Il l’a poignardée à 28 reprises. Après l’avoir longuement attendue, tapi derrière une haie près du domicile de son ex-compagne, cet homme s’est jeté sur elle et l’a agressée en pleine rue. Il était 7h45 du matin environ, quand il a tenté de la tuer, le 24 juin 2016 à Nidau (Suisse), rapporte 20 minutes. Il aura fallu onze heures d’opération organisée en urgence pour lui sauver la vie. Si ses voisins et des ouvriers locaux n’étaient pas intervenus, elle serait très certainement morte à l’heure qu’il est.

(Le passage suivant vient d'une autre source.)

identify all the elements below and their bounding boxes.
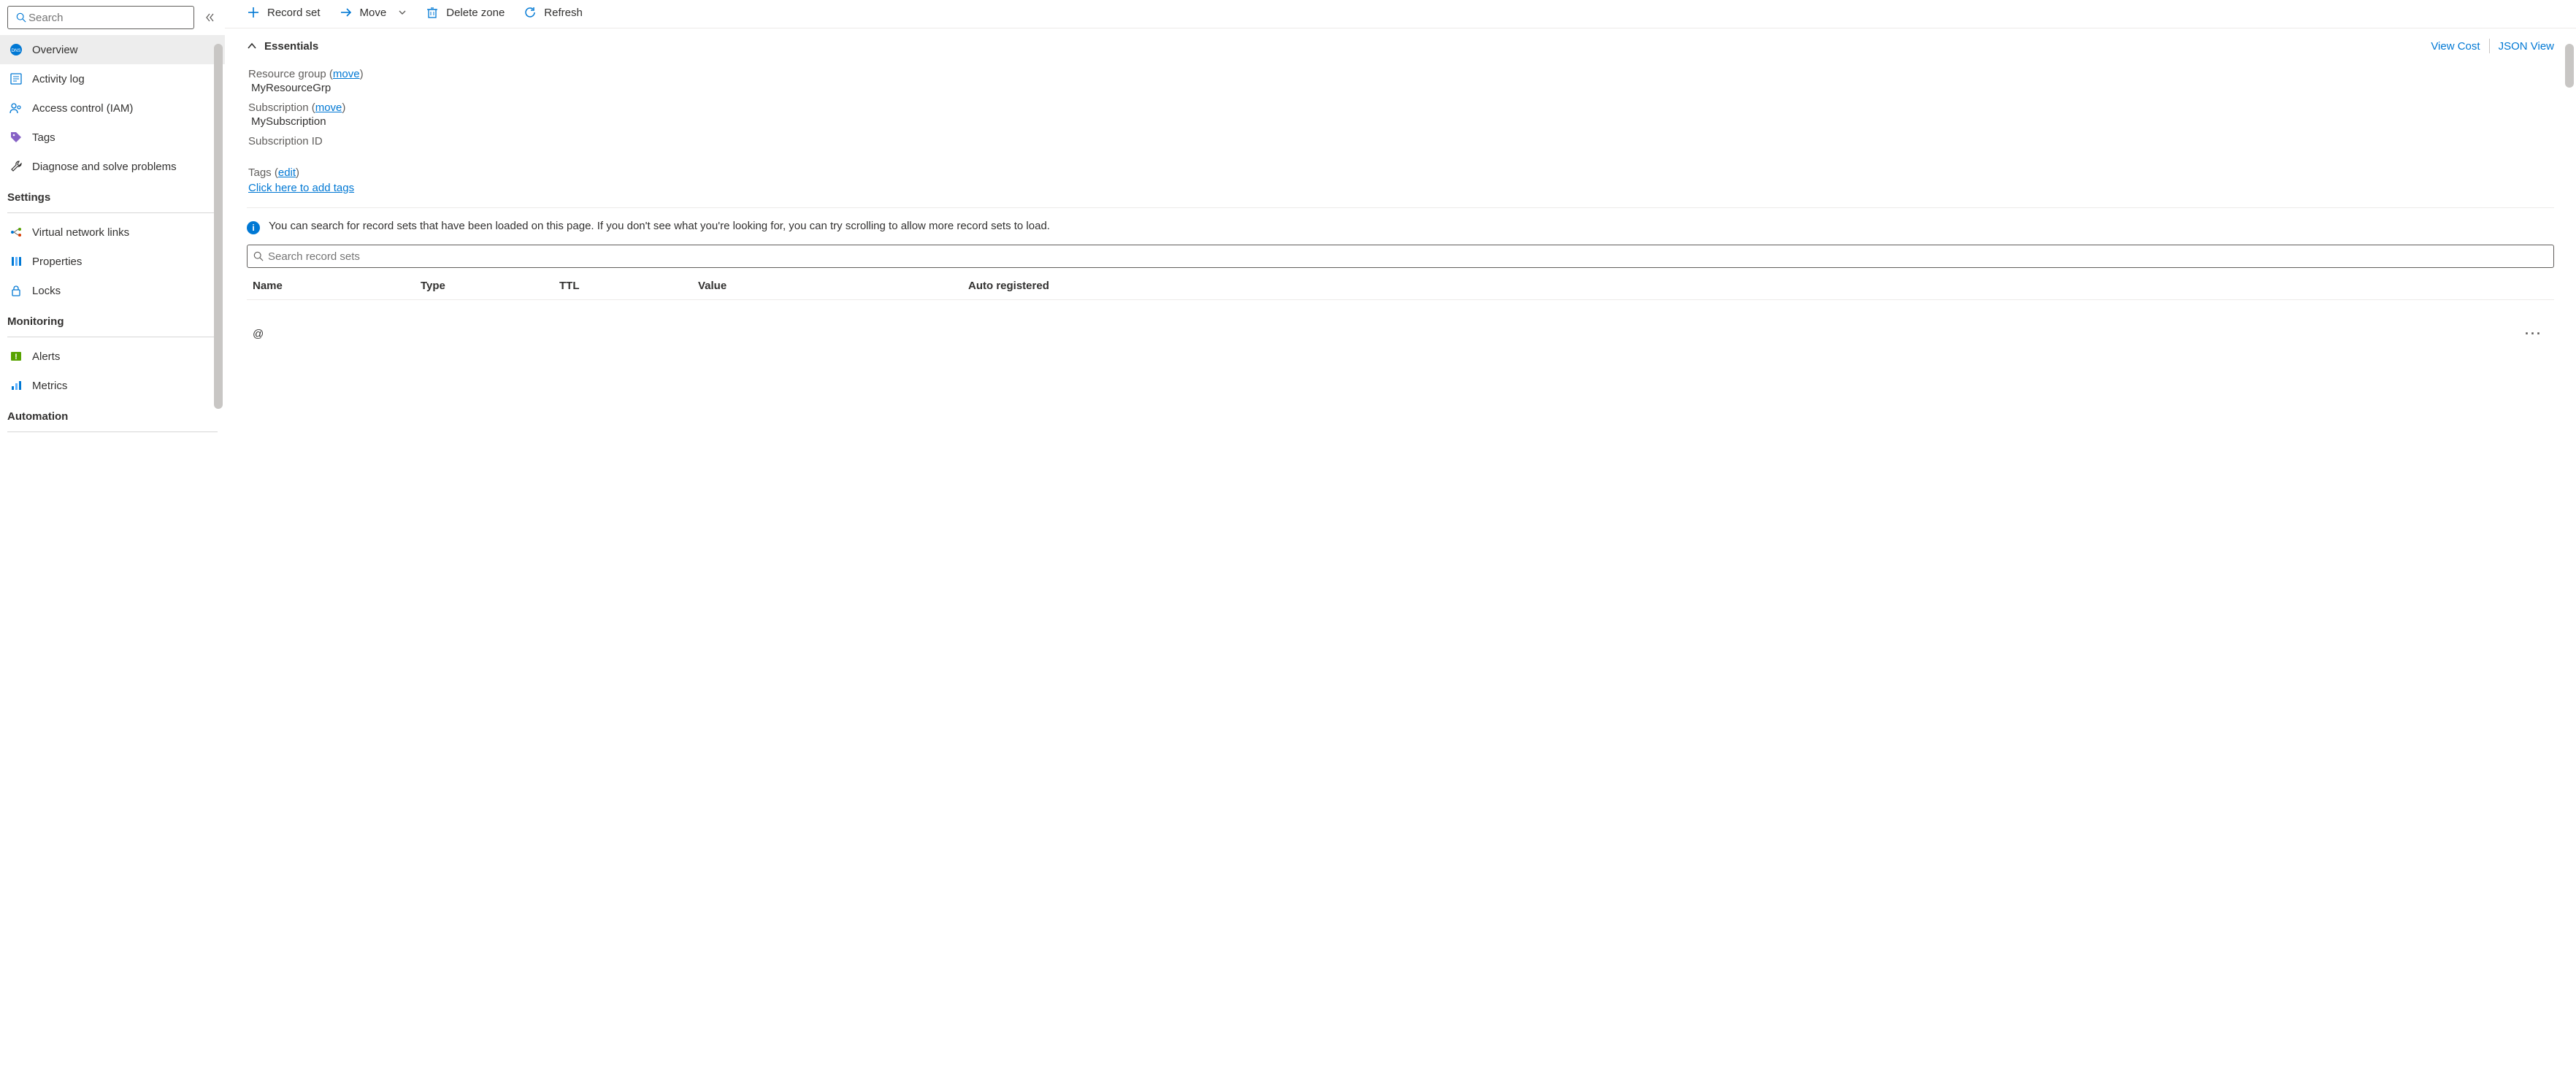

Interrogée par les agents de police après les faits, la victime a fait part d’un souvenir particulièrement glaçant."Il rigolait tout en me poignardant", a-t-elle déclaré lors de sa déposition. L’enfant qu’elle portait, en revanche, n’a pas survécu à ce déferlement de violence : deux mois et demi après l’attaque, elle a accouché d’un garçon mort-né, rapporte le quotidien.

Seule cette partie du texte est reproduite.